This morning there is a piece in the Philadelphia Inquirer by Mark Zandi under the headline "Mistake to believe the stimulus Failed". In the column, however, Zandi points out that the biggest part of the federal government's response to the economic crisis was the TARP. Of course, TARP was the emergency plan to shore up the banks and the banking system that was passed in 2008 when Bush was president. It was not part of the stimulus bill at all. Zandi points out that it looks like the federal government will get back all of the funds expended on the original TARP investments. In other words, the banks were saved at no final cost to the taxpayers.
Next Zandi points out how extensions of unemployment benefits and some tax cuts put funds into consumers' pockets and that this help greatly as well. Again, most of this was not in the stimulus bill. So here too, the headline is wrong.
Zandi also says that the infrastructure projects funded by the stimulus are just now getting into high gear. In other words, a year and a half later, the stimulus is finally moving ahead with the so-called shovel ready projects. Zandi, however, points to the economic performance of the last year as justification for the stimulus.
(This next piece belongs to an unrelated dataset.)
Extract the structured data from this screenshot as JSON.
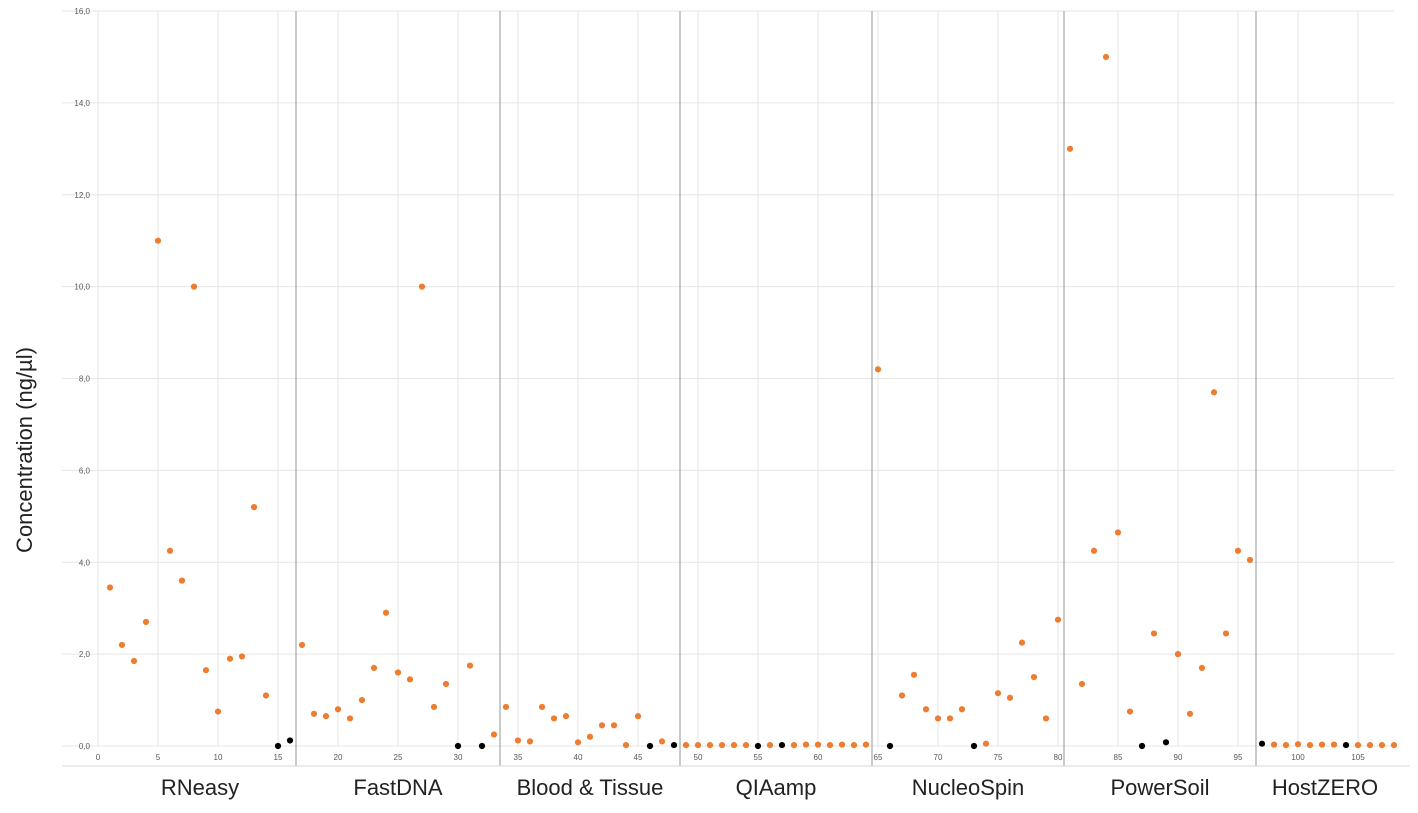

If the shovel ready projects are just really starting, it is safe to say that they had nothing to do with the last year's economic performance.
Finally, Zandi says that the money shoveled by the feds to the states and localities prevented layoffs which would have come at the wrong time. That is true. What Zandi fails to mention, however, is that the money also led to expansions of state and local expenses that were entirely unnecessary. Imagine the response from the states and localities if Congress had passed a bill that sent funds to state governments on the condition that the states changed their pension systems to defined contribution systems. In other words, state employees would have the equivalent of the ubiquitous 401K plans of the private sector. That change alone over time would save state governments trillions of dollars. The change would have required the agreement in most states of the employees, but it would have given them a choice between layoffs and a different sort of pension in the future. Many would have chosen the pension modifications.
In summary, Zandi wants us to believe that the stimulus bill worked. In support he points to items that for the most part were not part of the stimulus. Nothing that Zandi says indicates that the stimulus itself actually worked sufficiently well to justify the cost.